A co-founder, director, and vice president of TelePrompTer Corporation, he served as Executive Vice President, Technical Operation and later as President. In addition to prompting services for broadcasters and public speakers, TelePrompTer pioneered such things as multimedia information displays, theater television, broadcast studio equipment and systems, military command and control room design, installation and operation and, finally, cable television system operation. The company led the way into new cable technologies such as the conception and testing of multi-channel, multi-directional microwave, which Hughes Aircraft Company perfected and is marketing as AML Microwave. Faced with the problem of off-air co-channel interference in urban cable systems, he worked with Paramount, Jerrold and Hamlim engineers in the development of the set-top converter and subsequent broadband expansion of cable for carriage of non-broadcast channels.

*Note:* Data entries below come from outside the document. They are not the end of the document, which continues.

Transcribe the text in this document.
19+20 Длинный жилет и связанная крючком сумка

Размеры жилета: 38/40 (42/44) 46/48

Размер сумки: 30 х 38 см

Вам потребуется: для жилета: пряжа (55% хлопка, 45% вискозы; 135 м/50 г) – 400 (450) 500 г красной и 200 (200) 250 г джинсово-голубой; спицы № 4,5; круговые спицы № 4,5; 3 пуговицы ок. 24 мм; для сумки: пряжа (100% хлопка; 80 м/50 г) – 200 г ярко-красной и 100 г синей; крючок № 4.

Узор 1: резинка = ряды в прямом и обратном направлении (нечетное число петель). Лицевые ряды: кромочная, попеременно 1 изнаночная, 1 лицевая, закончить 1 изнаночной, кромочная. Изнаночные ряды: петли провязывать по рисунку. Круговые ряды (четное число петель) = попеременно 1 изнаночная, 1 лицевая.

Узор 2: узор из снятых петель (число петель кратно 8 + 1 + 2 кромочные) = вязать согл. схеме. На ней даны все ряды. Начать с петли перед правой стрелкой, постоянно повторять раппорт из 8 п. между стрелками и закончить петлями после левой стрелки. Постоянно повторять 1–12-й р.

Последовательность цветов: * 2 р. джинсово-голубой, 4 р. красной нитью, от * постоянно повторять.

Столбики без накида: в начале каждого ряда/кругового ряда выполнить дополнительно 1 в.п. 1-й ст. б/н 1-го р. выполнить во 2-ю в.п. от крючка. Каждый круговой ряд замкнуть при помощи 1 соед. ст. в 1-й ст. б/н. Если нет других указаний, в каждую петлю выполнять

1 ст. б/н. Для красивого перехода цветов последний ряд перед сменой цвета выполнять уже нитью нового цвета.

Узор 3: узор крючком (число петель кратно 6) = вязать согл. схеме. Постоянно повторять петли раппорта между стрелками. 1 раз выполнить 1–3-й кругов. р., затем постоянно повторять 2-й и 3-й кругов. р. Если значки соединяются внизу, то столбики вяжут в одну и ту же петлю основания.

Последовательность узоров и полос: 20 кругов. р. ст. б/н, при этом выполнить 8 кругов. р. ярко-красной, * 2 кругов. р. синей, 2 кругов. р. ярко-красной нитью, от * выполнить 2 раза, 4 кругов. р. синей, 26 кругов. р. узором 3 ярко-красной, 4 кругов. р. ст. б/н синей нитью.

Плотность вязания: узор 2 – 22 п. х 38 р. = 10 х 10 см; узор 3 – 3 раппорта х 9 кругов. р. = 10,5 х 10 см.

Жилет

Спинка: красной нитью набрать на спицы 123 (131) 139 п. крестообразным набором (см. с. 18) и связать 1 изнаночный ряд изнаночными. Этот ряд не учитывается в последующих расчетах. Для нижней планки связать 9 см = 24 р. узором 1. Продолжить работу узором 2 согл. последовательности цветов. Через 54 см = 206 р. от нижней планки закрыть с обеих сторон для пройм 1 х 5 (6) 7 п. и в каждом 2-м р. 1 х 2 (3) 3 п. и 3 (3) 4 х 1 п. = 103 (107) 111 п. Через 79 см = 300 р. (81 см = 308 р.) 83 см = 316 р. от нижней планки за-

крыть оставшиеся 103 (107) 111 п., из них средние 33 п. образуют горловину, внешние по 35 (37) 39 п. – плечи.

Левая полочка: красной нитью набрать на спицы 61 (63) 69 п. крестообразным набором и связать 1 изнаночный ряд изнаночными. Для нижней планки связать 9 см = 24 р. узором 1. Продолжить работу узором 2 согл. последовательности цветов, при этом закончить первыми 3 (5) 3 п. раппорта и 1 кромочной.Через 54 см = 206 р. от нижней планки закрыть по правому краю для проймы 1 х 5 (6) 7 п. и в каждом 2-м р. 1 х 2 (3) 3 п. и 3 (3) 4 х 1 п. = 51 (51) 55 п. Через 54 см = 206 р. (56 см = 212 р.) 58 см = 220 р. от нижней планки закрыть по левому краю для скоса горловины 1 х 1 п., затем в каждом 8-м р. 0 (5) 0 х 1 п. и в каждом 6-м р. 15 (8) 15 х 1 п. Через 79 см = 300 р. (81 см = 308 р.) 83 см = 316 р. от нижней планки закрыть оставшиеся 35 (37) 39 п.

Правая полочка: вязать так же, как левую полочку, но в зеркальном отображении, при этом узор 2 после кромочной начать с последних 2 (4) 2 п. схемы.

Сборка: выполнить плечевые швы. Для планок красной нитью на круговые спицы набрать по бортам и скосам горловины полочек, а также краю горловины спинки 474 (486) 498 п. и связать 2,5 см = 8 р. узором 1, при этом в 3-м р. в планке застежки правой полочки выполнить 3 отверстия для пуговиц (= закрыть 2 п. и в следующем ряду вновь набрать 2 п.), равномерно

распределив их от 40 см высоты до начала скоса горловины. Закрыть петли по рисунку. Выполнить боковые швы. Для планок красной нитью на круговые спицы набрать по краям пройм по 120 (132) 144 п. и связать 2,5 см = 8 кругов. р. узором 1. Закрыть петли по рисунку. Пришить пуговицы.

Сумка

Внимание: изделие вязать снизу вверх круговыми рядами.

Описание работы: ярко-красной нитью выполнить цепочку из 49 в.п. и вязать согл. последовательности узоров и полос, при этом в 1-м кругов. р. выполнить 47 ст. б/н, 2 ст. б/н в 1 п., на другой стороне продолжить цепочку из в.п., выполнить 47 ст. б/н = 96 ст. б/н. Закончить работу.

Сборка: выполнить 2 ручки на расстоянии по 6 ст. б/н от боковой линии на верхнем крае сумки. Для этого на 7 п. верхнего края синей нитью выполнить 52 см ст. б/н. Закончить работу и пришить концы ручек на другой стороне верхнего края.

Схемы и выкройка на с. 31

He directed the first installation and testing of two-way transmission on an operating cable system in Los Gatos, California.

His association with Hughes included election as a Director of ThetaCom and the subsequent development of the Subscriber Response System (SRS), installed and tested in El Segundo, California in 1972. IN the late 1960s, Schlafly become convinced, along with others, that the geostationary satellite relay would implement national television programming distribution. After the Canadian launch of ANIK I in November 1972, he contracted Scientific-Atlanta to build an eight-meter transportable satellite receiver, which was first demonstrated at the NCTA Cable Convention in Anaheim, California, June 18, 1973. The program, originating in Washington, DC, was called SPACECAST I.

In 1992, The National Academy of Television Arts and Sciences presented him with an Emmy for Outstanding Achievement in broadband engineering development. In 1999 a second Emmy was awarded for development of the Lens Line Prompting System. He holds more than 16 patents and is an author and lecturer.